I heard voices outside, which meant whoever was out there would be able to hear me, too. “Yeah. I’ll let you know when,” I whispered and then hung up.

I took several breaths to calm down. I needed to have my wits about me. I could fall apart later.

Crawling out of my hole, I moved to the edge of the desk, peered around the edge, and then gasped. Detective Taylor—the man who had a personal vendetta against me—was talking to Kate, of all people. I hadn’t seen her since my kidnapping. She wore dark jeans with black boots and a canvas jacket. The light of the street lamp highlighted the blue streaks in her dark hair. I strained to hear what they were saying.

“. . . and the suspect . . . corner?” Detective Taylor asked.

Kate had her back to me, but she turned and pointed in the opposite direction of the antique store. “He ran that way.”

Detective Taylor wrote something in his notebook. “Can you give me a description?”

“Yeah,” Kate said. “Really tall.” She lifted her hand over her head to indicate a giant that would have dwarfed Sam Teagen. “Red jacket. Khaki pants. He looked like a kid, maybe seventeen.”

“And you’re sure you saw a gun?”

“I saw him shoot it toward the courthouse. Like he was aiming for a tree.”

Kate was lying. A lot. Why would she lie?

Oh, my word.

Kate was working with him. The first time I’d seen Sam Teagen, he’d run toward the antique store—same as he’d done tonight. Kate lived above that antique store.

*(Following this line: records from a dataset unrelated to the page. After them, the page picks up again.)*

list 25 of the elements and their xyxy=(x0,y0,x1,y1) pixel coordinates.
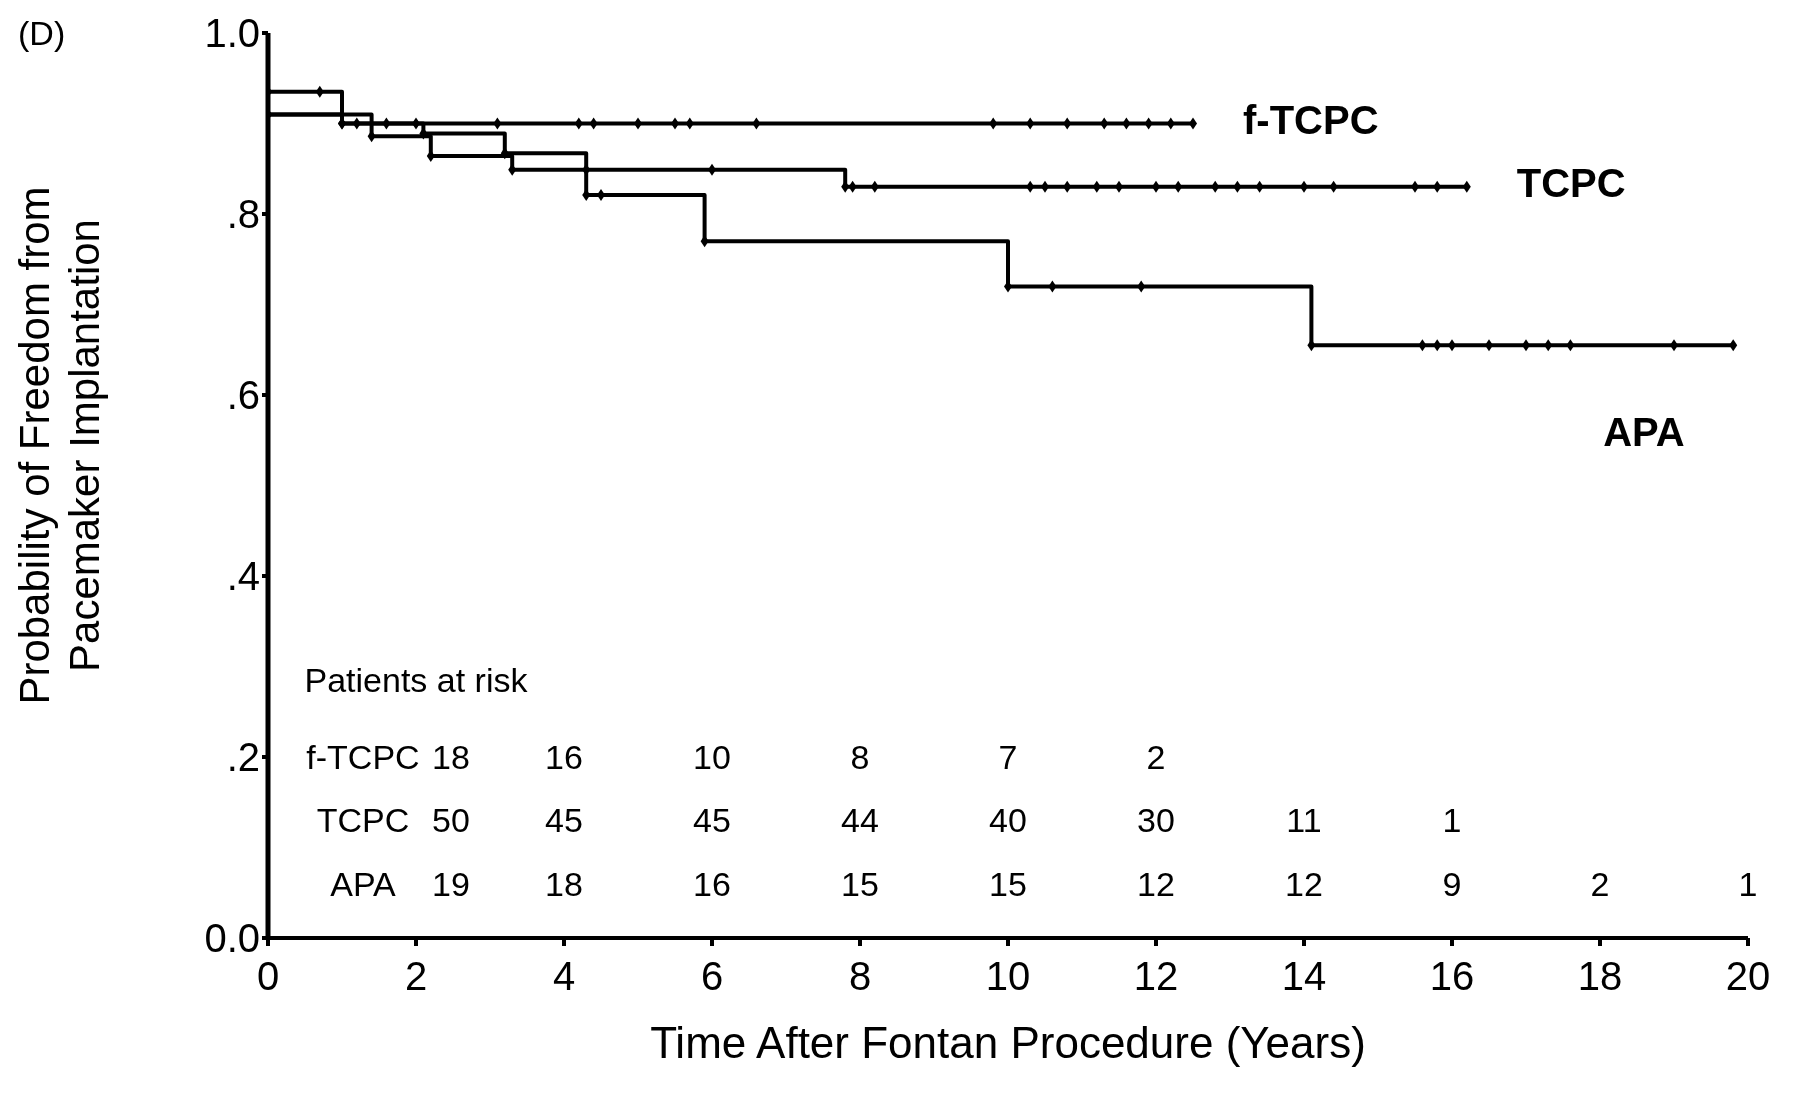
text: f-TCPC 18 16 10 8 7 2 xyxy=(306,738,1166,777)
series-label: f-TCPC xyxy=(1243,98,1379,143)
x-tick-label: 18 xyxy=(1577,954,1623,999)
annotation: Patients at risk xyxy=(304,661,529,700)
x-tick-label: 8 xyxy=(848,954,872,999)
y-axis-title: Probability of Freedom from Pacemaker Implantation xyxy=(11,186,108,705)
y-tick-label: .4 xyxy=(226,554,260,599)
x-tick-label: 4 xyxy=(552,954,576,999)
x-tick-label: 6 xyxy=(700,954,724,999)
x-tick-label: 14 xyxy=(1281,954,1327,999)
y-tick-label: .2 xyxy=(226,735,260,780)
x-tick-label: 12 xyxy=(1133,954,1179,999)
x-tick-label: 20 xyxy=(1725,954,1771,999)
text: TCPC 50 45 45 44 40 30 11 1 xyxy=(316,801,1462,840)
x-tick-label: 16 xyxy=(1429,954,1475,999)
x-tick-label: 10 xyxy=(985,954,1031,999)
x-axis-title: Time After Fontan Procedure (Years) xyxy=(650,1018,1366,1067)
y-tick-label: 1.0 xyxy=(204,11,260,56)
y-tick-label: .6 xyxy=(226,373,260,418)
series-label: APA xyxy=(1603,409,1685,454)
text: (D) xyxy=(18,14,66,53)
x-tick-label: 2 xyxy=(404,954,428,999)
series-label: TCPC xyxy=(1516,161,1626,206)
text: APA 19 18 16 15 15 12 12 9 2 1 xyxy=(330,864,1758,903)
y-tick-label: .8 xyxy=(226,192,260,237)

I’d bet ten bucks he was hiding there now.

I pulled out my phone and called Skeeter. “I have something,” I whispered.

“What?”

“Kate Simmons told Detective Taylor she saw the shooter, but she’s lying about what Sam Teagen looks like and which way he went. Both tonight and Friday, I saw him run toward the antique store and disappear. Kate’s apartment is over the antique store—so I bet he’s hiding there.”